I'd like to shake the hand of the person who came up with eBay's tagline. Now that's doing it the way God intended.
"Shop victoriously" even beats "Just do it," the granddaddy of perfect taglines.
I'm so tired of seeing taglines being adulterated. "The Supply Chain People," "The Supply Chain Results Company," "Your Link to Supply Chain Solutions," these are but a few examples of this shameful practice. You don't have to be associated with the supply chain industry to know where I'm coming from. At business-to-consumer companies, where you think you'd find the more sophisticated marketers, it's the same deal. For some products in my house right now there's "Good call." (Miller Lite), "Closer to stylists. Closer to hair." (Goldwell), "knows fabrics best" (Tide), and "Endurance. Sport. Training." (Avia).
Wow, I get what you're all about. You're all about you.
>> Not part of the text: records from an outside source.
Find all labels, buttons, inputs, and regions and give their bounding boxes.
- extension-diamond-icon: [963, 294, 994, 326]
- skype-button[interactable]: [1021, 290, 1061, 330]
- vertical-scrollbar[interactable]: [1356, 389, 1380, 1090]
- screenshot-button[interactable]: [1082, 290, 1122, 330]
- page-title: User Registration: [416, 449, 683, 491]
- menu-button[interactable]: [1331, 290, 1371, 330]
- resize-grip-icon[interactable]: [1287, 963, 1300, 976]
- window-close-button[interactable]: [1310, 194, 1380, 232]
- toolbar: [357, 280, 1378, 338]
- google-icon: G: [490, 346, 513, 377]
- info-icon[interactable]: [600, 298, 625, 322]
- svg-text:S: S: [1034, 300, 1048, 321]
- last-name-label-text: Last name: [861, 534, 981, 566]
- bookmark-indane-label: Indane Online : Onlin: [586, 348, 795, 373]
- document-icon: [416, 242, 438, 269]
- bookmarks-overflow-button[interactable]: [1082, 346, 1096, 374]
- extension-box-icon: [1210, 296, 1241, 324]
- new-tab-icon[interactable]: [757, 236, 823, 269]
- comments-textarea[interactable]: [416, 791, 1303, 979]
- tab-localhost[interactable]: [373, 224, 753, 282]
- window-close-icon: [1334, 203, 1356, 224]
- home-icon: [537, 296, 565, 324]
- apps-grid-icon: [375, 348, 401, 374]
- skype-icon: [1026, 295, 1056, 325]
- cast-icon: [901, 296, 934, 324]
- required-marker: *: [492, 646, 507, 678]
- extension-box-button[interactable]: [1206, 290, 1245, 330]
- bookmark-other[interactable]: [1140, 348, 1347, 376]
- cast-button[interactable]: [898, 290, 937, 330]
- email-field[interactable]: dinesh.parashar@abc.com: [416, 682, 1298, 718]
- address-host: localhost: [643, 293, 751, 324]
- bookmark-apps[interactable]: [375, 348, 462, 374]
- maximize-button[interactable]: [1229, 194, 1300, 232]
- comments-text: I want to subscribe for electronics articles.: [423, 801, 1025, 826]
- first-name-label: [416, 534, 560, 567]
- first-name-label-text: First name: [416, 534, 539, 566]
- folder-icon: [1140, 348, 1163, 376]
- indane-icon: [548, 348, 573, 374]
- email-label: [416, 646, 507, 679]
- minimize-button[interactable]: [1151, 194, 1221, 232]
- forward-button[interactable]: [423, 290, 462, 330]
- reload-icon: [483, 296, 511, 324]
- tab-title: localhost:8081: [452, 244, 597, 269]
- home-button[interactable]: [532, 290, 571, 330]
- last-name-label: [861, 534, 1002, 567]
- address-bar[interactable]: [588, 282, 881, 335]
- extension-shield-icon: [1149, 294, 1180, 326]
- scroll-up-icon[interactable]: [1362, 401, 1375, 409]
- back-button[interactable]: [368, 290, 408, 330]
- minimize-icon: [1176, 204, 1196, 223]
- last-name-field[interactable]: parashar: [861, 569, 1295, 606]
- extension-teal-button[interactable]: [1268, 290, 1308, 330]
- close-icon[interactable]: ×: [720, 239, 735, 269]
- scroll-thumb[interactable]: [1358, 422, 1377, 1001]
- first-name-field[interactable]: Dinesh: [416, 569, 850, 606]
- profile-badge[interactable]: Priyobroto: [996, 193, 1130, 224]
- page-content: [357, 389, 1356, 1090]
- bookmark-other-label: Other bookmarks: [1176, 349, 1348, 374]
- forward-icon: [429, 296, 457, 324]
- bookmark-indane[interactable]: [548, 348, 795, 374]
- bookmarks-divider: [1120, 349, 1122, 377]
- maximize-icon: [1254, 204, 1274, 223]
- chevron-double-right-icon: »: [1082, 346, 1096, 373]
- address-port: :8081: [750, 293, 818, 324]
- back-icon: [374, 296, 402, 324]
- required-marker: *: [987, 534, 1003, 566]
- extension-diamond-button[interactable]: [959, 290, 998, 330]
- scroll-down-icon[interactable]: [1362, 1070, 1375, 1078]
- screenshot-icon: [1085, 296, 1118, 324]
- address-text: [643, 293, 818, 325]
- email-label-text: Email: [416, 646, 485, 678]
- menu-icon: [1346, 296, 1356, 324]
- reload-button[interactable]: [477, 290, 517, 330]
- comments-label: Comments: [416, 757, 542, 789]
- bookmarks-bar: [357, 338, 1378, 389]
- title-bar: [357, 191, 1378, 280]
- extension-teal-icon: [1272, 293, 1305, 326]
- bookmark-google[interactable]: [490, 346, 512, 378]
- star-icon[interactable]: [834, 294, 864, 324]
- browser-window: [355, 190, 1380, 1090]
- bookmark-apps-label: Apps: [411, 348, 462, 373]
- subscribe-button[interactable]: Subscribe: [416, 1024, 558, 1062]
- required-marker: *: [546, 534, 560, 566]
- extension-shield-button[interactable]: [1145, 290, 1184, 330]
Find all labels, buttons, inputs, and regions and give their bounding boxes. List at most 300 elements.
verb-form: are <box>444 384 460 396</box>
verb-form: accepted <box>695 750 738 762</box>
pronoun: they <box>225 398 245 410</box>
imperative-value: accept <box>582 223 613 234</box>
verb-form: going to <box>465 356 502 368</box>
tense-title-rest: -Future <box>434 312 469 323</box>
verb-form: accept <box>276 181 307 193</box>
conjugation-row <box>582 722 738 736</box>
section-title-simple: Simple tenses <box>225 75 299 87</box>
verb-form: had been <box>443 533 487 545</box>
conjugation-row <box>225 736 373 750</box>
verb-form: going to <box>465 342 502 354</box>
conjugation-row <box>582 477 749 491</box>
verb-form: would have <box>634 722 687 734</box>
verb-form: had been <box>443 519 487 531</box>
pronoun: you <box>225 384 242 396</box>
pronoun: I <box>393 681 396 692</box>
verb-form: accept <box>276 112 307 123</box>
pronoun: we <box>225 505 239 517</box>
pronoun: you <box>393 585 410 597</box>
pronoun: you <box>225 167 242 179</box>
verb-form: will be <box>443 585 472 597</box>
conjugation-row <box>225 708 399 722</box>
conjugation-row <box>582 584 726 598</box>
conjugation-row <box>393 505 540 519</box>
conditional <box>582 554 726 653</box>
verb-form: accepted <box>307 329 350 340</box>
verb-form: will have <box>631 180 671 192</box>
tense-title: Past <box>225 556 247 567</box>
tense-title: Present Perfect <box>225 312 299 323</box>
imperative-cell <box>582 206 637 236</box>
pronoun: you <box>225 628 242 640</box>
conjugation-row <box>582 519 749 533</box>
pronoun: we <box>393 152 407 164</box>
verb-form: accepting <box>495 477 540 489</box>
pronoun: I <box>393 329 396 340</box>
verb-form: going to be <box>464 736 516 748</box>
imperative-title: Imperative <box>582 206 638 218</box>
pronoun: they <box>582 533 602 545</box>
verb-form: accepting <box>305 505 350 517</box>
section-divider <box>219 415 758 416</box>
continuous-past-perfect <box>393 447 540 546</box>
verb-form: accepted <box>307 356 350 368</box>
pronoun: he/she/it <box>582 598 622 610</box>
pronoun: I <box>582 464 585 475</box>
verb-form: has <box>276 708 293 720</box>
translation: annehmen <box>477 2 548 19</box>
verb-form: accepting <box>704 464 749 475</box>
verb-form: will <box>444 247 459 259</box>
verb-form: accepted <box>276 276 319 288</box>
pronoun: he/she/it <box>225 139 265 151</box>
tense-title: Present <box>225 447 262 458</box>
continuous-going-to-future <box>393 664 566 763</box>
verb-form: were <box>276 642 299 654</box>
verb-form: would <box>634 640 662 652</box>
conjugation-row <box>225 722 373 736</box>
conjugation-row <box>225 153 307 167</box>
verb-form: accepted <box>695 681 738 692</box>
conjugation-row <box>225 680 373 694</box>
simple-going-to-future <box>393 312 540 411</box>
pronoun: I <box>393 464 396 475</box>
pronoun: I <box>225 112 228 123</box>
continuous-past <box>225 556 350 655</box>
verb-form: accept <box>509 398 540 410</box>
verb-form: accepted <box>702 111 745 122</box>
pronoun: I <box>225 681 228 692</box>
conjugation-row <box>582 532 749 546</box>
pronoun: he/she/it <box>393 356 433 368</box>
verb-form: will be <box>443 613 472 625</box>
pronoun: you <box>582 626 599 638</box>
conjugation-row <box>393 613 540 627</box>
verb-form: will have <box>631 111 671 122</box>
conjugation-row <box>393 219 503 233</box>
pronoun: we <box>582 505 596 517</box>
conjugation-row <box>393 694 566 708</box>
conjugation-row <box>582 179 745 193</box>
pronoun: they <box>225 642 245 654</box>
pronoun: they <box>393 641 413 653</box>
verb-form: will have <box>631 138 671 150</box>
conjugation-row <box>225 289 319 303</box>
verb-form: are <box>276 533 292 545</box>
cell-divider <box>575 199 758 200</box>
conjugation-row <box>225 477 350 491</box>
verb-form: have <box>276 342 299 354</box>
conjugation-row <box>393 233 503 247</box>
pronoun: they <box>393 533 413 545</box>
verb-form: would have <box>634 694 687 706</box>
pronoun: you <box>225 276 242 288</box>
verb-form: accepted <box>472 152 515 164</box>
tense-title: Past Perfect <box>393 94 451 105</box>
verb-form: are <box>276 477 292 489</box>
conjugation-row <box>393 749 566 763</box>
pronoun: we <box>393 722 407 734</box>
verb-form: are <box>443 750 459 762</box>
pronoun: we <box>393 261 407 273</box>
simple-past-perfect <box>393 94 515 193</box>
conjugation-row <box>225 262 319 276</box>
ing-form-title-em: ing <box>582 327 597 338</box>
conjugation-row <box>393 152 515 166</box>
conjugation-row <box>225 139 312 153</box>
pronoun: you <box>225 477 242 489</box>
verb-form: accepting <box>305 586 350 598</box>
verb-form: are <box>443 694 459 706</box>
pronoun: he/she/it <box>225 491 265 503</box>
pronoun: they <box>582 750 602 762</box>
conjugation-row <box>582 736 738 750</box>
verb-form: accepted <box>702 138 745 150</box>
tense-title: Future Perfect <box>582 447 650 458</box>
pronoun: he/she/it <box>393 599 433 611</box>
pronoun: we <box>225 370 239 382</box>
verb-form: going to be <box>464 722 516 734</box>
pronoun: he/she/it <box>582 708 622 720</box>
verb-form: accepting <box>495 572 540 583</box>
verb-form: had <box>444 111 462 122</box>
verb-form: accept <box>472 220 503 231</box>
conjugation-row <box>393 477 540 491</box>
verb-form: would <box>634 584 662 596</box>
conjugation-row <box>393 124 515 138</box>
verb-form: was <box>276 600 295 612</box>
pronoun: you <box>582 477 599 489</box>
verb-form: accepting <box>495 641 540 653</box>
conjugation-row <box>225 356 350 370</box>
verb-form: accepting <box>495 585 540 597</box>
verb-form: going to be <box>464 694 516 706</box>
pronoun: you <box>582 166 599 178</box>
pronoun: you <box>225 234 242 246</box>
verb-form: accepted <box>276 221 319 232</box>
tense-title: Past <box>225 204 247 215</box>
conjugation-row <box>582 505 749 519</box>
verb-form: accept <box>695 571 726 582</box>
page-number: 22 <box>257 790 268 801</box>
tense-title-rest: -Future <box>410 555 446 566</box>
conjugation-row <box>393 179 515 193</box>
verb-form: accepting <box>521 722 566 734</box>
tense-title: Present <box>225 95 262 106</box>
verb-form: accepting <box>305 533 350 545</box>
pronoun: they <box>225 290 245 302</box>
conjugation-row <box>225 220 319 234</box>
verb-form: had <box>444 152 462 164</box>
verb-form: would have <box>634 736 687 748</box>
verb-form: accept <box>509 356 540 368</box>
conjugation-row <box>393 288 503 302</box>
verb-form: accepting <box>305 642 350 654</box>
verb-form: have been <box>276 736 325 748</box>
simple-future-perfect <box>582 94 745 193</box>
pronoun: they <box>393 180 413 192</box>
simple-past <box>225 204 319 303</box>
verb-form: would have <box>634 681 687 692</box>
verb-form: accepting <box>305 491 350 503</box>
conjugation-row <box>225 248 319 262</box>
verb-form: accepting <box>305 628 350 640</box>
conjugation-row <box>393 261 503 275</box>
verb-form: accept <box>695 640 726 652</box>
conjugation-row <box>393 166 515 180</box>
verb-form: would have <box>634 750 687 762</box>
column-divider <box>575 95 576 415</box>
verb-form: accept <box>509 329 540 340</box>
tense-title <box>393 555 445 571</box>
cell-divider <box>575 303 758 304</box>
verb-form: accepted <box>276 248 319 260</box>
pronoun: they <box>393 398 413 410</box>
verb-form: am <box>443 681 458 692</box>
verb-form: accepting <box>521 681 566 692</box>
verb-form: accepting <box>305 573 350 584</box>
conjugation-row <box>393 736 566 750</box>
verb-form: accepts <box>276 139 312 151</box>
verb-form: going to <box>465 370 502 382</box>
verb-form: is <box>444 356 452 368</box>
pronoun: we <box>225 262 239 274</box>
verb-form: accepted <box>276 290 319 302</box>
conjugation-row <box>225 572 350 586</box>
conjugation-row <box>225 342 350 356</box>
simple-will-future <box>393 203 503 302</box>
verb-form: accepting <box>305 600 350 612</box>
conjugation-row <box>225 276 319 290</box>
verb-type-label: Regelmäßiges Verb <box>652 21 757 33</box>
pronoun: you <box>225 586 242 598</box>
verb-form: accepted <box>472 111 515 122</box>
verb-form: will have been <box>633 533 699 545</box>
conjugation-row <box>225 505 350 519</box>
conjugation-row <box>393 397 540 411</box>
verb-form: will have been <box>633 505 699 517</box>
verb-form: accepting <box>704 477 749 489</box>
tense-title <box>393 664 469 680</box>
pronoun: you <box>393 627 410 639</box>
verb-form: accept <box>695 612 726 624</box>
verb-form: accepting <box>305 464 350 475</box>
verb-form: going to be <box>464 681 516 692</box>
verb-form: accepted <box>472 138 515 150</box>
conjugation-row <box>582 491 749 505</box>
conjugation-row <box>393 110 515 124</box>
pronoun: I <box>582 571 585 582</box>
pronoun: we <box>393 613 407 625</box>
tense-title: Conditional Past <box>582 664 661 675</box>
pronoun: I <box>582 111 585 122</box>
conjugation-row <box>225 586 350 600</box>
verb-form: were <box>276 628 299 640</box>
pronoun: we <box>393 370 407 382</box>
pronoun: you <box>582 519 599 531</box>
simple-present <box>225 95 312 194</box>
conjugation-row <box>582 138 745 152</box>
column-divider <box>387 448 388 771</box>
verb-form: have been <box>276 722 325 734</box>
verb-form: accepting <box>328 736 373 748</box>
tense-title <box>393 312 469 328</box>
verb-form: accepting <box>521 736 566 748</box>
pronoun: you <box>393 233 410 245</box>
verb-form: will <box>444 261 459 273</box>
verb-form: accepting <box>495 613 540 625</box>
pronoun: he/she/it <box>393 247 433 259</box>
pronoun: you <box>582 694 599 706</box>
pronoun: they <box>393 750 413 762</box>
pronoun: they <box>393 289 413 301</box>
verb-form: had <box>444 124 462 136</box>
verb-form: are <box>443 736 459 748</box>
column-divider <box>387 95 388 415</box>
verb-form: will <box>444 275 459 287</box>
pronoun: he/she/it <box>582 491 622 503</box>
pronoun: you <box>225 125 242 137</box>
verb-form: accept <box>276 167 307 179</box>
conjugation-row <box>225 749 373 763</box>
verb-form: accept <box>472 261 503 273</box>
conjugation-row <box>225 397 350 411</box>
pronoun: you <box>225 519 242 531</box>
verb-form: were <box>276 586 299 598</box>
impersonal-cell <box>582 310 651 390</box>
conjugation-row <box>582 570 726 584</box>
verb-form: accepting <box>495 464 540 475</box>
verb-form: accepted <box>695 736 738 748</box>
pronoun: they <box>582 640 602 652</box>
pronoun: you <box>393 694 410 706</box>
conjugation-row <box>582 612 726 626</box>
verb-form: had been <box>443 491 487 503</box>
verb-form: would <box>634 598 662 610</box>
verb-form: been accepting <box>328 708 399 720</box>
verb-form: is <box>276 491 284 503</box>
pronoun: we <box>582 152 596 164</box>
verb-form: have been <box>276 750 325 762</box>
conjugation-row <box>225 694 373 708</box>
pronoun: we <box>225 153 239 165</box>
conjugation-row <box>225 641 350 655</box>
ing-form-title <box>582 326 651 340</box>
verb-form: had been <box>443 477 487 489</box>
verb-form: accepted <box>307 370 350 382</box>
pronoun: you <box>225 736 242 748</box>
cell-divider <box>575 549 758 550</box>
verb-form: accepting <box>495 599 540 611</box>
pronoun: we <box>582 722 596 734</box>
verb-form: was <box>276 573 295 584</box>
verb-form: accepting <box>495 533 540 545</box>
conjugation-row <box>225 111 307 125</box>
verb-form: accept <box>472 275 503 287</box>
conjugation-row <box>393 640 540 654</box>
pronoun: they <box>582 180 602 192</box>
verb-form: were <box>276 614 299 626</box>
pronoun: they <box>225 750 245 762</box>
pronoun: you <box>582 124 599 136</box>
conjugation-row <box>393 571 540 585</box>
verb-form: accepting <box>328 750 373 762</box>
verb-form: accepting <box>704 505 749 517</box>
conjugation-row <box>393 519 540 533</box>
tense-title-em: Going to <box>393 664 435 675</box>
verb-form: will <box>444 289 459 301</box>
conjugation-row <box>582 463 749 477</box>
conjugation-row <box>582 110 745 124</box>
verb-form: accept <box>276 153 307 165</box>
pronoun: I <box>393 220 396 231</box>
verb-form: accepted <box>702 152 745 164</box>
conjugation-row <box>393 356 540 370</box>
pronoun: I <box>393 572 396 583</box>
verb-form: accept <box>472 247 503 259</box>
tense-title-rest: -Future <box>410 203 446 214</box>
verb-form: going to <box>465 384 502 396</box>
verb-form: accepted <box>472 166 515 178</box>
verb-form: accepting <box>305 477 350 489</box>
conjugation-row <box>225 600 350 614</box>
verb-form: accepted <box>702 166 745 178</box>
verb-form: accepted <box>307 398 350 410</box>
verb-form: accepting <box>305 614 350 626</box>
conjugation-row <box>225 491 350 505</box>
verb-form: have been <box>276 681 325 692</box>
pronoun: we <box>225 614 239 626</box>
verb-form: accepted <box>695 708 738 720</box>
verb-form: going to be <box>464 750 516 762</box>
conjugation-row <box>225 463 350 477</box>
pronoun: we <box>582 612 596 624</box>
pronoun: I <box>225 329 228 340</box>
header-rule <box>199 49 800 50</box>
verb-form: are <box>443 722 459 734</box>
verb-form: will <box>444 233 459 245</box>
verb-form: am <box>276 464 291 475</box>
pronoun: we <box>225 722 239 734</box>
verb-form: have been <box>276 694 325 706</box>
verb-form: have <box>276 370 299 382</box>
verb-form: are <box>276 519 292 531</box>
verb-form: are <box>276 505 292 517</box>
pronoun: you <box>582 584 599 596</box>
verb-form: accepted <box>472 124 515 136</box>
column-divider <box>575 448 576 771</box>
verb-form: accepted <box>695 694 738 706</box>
In Guy Kawasaki's book The Art of the Start, required reading for anyone working at anything anywhere, he sets the record straight on taglines. Taglines are meant to be guidelines for customers on how to use your product or service. They're a call to action. An imperative sentence. And the incredibly effective ones also find a way to capture the essence of how customers can expect to feel when they do business with you.
For goodness sake, stop using taglines as half-baked, cutsie, say-nothing company descriptors. It's all about us -- not you. Make us care. There you go, a pretty good tagline.